A few days ago a server I manage had a panic, after 400+ days of uptime. I rebooted it and it worked for two days or so, then it hit an "oops: cpu#n stuck for 61s" for various values of n. Rebooted again, and today the original kernel panic appeared again. The trace is (retyping manually, so skipping addresses):
Kernel panic - not syncing: Fatal exception in interrupt
Pid: 0, comm: swapper Tainted: G D 2.6.32-41-server #89-Ubuntu
Call Trace:
<IRQ> panic
oops_end
die
do_general_protection
? consume_skb
general_protection
? put_page
skb_release_data
__kfree_skb
consume_skb
dev_kfree_skb_any
sky2_tx_complete
sky2_status_intr
? __queue_work
sky2_poll
net_rx_action
__do_softirq
? handle_IRQ_event
call_softirq
do_softirq
irq_exit
do_IRQ
ret_from_intr
<EOI> ? mwait_idle
? atomic_notifier_call_chain
? cpu_idle
? start_secondary
RIP put_page
The OS is Ubuntu 10.04.4 x64. Since it has always worked and nothing was changed before the panics, I am thinking about some hardware fault.

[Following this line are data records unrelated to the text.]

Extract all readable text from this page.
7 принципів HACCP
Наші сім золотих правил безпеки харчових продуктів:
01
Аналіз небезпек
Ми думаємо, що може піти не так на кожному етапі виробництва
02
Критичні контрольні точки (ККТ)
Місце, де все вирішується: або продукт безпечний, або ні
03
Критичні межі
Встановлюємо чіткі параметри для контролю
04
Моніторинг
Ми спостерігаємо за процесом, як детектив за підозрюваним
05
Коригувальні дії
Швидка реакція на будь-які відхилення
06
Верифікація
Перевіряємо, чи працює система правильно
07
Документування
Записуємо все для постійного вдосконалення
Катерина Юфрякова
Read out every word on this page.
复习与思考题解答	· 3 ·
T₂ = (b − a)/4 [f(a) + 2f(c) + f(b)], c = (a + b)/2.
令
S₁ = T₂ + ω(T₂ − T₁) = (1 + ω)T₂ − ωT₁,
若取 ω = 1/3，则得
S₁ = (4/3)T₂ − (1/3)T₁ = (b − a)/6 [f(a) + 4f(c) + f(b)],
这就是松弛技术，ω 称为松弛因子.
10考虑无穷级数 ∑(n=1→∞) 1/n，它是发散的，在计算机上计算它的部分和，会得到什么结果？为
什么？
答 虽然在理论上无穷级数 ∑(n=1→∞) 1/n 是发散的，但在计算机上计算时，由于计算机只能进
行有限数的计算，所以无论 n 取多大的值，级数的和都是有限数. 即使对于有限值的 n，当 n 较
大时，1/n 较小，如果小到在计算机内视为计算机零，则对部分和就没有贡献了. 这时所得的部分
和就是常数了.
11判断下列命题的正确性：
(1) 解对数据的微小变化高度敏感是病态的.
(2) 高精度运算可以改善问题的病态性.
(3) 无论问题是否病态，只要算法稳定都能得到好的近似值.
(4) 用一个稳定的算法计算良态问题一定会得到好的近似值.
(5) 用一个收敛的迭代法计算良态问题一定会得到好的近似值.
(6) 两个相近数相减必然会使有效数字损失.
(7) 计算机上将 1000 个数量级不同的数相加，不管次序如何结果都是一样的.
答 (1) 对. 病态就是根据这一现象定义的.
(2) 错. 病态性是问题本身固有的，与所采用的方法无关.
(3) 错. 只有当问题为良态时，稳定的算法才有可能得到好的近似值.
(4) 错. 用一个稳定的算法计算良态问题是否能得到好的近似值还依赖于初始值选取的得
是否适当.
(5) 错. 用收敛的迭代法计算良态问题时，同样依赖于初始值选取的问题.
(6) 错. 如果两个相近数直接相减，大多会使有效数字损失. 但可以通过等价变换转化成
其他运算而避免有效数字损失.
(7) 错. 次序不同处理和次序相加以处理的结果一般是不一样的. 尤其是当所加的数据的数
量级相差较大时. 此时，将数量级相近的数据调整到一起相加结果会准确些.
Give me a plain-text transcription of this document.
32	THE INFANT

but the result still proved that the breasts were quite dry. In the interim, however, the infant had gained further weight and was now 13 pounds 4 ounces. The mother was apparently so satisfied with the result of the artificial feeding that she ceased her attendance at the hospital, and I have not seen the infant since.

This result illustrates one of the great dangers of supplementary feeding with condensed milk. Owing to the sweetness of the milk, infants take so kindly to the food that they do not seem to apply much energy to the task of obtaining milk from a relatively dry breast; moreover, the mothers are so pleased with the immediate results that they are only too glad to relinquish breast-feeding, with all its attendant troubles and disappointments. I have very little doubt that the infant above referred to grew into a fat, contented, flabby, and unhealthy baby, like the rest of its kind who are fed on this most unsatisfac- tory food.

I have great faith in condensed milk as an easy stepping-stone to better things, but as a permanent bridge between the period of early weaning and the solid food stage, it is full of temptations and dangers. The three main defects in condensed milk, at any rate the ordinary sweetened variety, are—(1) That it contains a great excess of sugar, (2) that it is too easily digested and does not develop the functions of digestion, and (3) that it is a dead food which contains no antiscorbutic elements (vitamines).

Before the last reboot I did a full memtest and it passed, as well as a full fsck just to be sure. Since the panic is related to sky2 (marvell network controller) it may be a nic problem? Is there something I have overlooked? Consider that between errors everything is working perfectly (no errors in logs, no dropped packets, no slowdowns).
Thanks for any pointer